Last night I braved the floods and drove north to Oxford, only to find myself effectively “flooded out.” The only two routes I knew into the city were closed due to the flooding, so I was left to navigate tiny one-way streets off the ring road in the hope of eventually finding familiar territory (or at least a few spires). My goal: to meet Morgan for an evening with MBA candidates at Oriel College.
Not my average night out. But an experience.
The Queen presided over the event, in full robed – if only canvas – magnificence. And there I sat, on a rickety wooden bench at an ancient wooden table, one of three long rows that stretched the length of the vaulted dining hall, surrounded by suited rich men eating a three-course meal by lantern-light. After the meal: the pub, where I stayed sober for the drive and watched the executives around me loosen up over pints of Guinness and a few unmentionable mixtures of liquor.
It was a surprisingly good evening, if a little surreal, and I didn’t get home until 2 a.m. The high point: exploring Tolkien’s dark gardens of Exeter College at nearly midnight, up worn steps and over dark-upon-dark shadows of flying buttresses and invisible cobblestones (in heels, might I add), and then the spires and domes and rotund stone Radcliffe Camera below us in dim lamp light under a star-strewn sky. Not even marred by the drunken students, trousers around ankles, peeing on the fences.
Six months ago, when I arrived in Birmingham, Alabama, for my internship interview, I could never have imagined the moment, six months later, when, after entering the empty Exeter College library and climbing a turret of spiral stone steps, I would be flipping the pages of an annal of history from 1776 with Morgan, searching for a mention of America’s independence, and laughing at the 18th century phrasing. The book was hidden behind others on the very top shelf, and Morgan had to dust it off as he stood on a stepladder amid leather-bound volumes and leather-clad bookshelves. The building had that musty smell that only an old library can have. The bells were ringing in the chapel, and Morgan said I looked at home among the books. We walked back to my car past scantily-clad girls waiting outside clubs. The wind was crisp and cold and smelled of night.

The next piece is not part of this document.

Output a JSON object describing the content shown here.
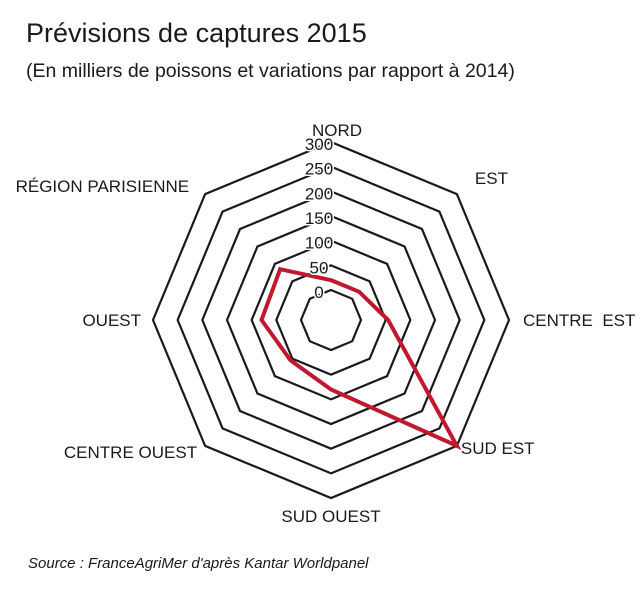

As I stood there in the most expensive skirt I own, with heels and hose and a coat that I’d only been able to afford because it was in the sales, the strangest thing of all to me was the realisation that I actually could fit in with this group of people: these lawyers and doctors and managers and financiers. That I was very easily able to hold a conversation, to be confident, to laugh and engage and give my opinion—or at least a part of it. That a high-powered lawyer would tell me all about his private plane and foreign timeshare and his wish for companionship. That, despite being nothing like most of these men, I was able to fit.
My Dad’s comment when I mentioned this: It helped that you’re a woman. This, of course, changed my perspective somewhat, especially after reanalysing the evening.
On the way home the roads were empty, and a shut-eyed moon was resting its gold head against strips of cloud. I took off my coat and hose and earrings and necklace, unclipped my hair, and turned up the volume.
Of course, your Dad's analysis was wise as usual, but it need not necessarily alter your perspective after you re-reanalyse the evening, as I suspect the lawyer has done. Private planes and foreign properties serve as bait for largely materialistic women who offer no substitute for quality companionship. I suspect the lawyer had consumed moderate quantities of adult beverage, and after re-reanalysing the evening, wished that there had been a caboose to his train of thought before derailing the conversation to the likes of planes and properties while in the company of one who is too substantive and smart to be persuaded by such an intellectually dishonest means to impress a woman. Nevetheless, I believe his intentions were good. He probably was a bit overcome by the charm of what he viewed as a kindred spirit in another world.